31 AGOSTO 2017. MINISTRO GALLETTI SONO FINITE LE SUE FERIE?

 

Nell’estate più torrida che riusciamo a ricordare a memoria di vita, sono stati divorati migliaia e migliaia di ettari di boschi, i polmoni che ci permettono di continuare a respirare, e a breve ci ritroveremo nell’emergenza fango che arriverà puntuale con le prime pioggie d’autunno.

L’assenza di boschi lascerà le popolazioni a rischio totale di inondazioni nei centri abitati sottostanti.

L’abbiamo già vista questa sequenza ma quest’anno ha raggiunto l’apice in termini di quantità e qualità negativa.

Il ministro Galletti ha fatto per tre anni il mero esecutore delle volontà delle grandi multinazionali disinnescando anche le immense potenzialità della legge sugli ecoreati, legge che lui ha ostacolato nei fatti con tutte le sue forze.

Gli “amici” ringraziano, mentre i cittadini continuano a pagare le scelte scellerate attuate da questo Governo, il più delle volte “costretto” a porre la questione di fiducia perché avrebbe contro la sua stessa maggioranza parlamentare.

Siamo ormai ad una crasi evidente e, purtroppo, insuperabile se non con le dimissioni chiare ed esplicite di un Ministro dell’Ambiente che avrà sicuramente conoscenza di redditi e consulenze finanziarie, ma totale oscurità della parola Ambiente.

Senza alcun dubbio si può affermare che questa “difficile parola” non dimori nel suo vocabolario.

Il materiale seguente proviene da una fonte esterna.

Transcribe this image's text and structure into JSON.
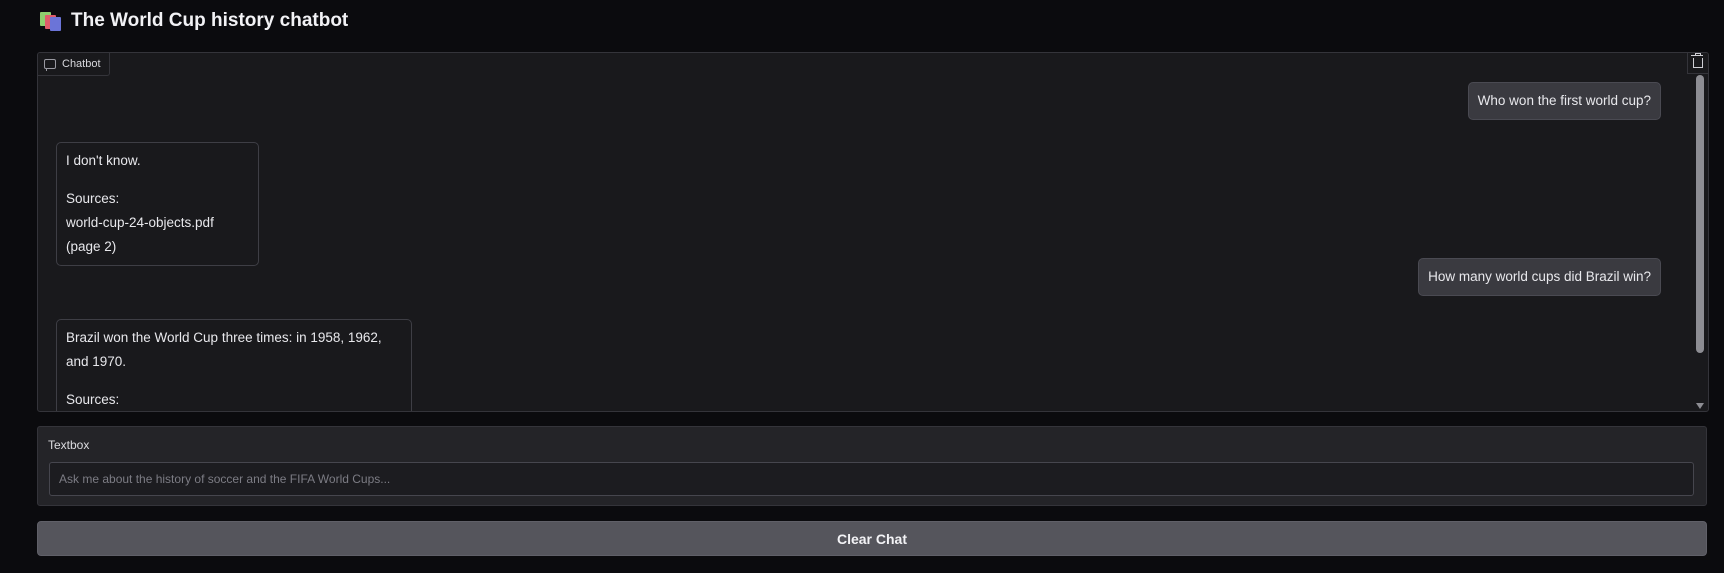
{
  "header": {
    "title": "The World Cup history chatbot",
    "logo_icon": "stacked-books-icon"
  },
  "chatbot": {
    "label": "Chatbot",
    "messages": [
      {
        "role": "user",
        "text": "Who won the first world cup?"
      },
      {
        "role": "bot",
        "lines": [
          "I don't know.",
          "Sources:",
          "world-cup-24-objects.pdf (page 2)"
        ]
      },
      {
        "role": "user",
        "text": "How many world cups did Brazil win?"
      },
      {
        "role": "bot",
        "lines": [
          "Brazil won the World Cup three times: in 1958, 1962, and 1970.",
          "Sources:"
        ]
      }
    ]
  },
  "textbox": {
    "label": "Textbox",
    "placeholder": "Ask me about the history of soccer and the FIFA World Cups..."
  },
  "clear_button": {
    "label": "Clear Chat"
  },
  "colors": {
    "background": "#0b0b0e",
    "panel": "#19191c",
    "user_bubble": "#3a3a40",
    "button": "#55555c"
  }
}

E mentre il paese continua a bruciare lui e la sua collega Madia hanno smantellato tutta l’architettura di tutela e salvaguardia dell’ambiente, dall’ISPRA alla Guardia Forestale!

Da bravi “servitori” tra qualche mese saranno a chiedere il “compenso”, ma sono sicuri che non gli verrà chiusa la porta perché si sono giocati tutto il “consenso”?

Ministro alzi la testa e per una volta agisca per il ruolo e il potere che il Parlamento le ha assegnato: quello di esecutore di politiche immediate a tutela del nostro immenso patrimonio naturale!